Por Ricardo Silva, de São Paulo

São mais de 50 anos de carreira, centenas de grandes composições, dezenas de parceiros. Toquinho é, com razão, considerado um dos maiores criadores da história da música brasileira. Mas não parou no tempo. A turnê "Contrapontos", que o leva a diferentes cidades do país na companhia de novos e jovens parceiros e amigos, como João Ventura, Camilla Faustino e Proveta, atesta isso. E o olhar lúcido e antenado sobre temas do mercado, também.

Nesta entrevista, ele fala sobre a era dos centavos do streaming — e sobre as benesses da difusão digital da música —, sobre a longa transição da MPB e a ascensão de gêneros como sertanejo, gospel e funk. Partes do bate-papo deram origem a uma reportagem publicada na edição de novembro da Revista UBC. A conversa completa você pode acompanhar aqui: 

Seus parceiros, ao longo de mais de 50 anos de carreira, contam-se às dezenas, o que dá fé de sua grande disponibilidade para somar esforços e compartilhar criatividade. Desde que começou, você sempre teve em mente trabalhar mais acompanhado do que sozinho?
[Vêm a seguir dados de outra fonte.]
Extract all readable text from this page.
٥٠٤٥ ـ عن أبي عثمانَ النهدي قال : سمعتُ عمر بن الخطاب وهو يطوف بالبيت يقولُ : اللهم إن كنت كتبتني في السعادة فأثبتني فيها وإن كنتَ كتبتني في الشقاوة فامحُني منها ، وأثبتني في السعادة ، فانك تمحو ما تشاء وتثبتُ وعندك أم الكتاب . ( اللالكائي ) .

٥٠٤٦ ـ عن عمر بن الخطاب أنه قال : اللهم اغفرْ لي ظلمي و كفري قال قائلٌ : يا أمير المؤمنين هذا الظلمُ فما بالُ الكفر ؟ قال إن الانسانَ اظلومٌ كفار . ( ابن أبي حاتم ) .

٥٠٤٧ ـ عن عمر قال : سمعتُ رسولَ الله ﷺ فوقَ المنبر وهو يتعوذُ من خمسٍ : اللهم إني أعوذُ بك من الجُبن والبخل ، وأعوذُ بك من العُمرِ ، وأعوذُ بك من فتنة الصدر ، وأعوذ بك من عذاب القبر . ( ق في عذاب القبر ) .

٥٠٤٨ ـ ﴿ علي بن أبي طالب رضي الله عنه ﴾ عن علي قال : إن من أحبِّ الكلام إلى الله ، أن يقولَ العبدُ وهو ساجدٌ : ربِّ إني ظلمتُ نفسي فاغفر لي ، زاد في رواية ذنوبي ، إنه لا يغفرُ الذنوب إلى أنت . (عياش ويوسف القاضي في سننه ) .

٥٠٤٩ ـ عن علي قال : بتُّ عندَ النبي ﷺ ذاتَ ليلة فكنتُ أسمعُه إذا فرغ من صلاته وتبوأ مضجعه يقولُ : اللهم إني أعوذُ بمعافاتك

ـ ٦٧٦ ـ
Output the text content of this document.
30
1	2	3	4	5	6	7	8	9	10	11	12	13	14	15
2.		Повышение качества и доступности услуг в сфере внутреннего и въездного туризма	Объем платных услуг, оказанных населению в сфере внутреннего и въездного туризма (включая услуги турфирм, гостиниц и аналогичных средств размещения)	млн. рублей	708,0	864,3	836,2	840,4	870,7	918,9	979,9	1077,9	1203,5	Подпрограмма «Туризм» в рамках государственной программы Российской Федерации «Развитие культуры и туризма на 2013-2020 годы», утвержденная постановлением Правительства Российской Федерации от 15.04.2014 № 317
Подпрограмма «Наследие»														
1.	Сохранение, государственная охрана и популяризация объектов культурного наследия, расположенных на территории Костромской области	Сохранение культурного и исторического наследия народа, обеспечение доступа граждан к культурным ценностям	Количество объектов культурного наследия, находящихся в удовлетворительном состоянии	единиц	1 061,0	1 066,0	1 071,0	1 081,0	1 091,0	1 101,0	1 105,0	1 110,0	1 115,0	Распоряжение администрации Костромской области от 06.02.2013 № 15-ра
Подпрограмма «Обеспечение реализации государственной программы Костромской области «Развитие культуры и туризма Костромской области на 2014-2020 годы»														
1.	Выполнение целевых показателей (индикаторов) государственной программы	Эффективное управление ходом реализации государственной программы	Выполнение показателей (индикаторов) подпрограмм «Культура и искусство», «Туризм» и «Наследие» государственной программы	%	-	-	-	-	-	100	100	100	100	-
Toda parceria é consequência de um entrosamento humano baseado em amizade e confiança mútua. A amizade fortalece qualquer vínculo profissional. Parceiros passam a se entender com a sincronia dos olhos, e essa sincronia perpassa pelas vozes e pelas mãos na execução de seus instrumentos. Parece que tudo obedece a uma linha de convergência que acaba na satisfação do público.  Nessa troca de experiências, surge a disponibilidade para a composição. O prazer da dedicação na procura da palavra certa, da rima apropriada para cada acorde. Muitos de meus parceiros foram e são também grandes músicos, condição que pode aprimorar ainda mais a criação melódica. Nesses mais de 50 anos de carreira, sinto-me privilegiado por ter trabalhado com parceiros que só contribuíram para a evolução positiva de minha trajetória musical.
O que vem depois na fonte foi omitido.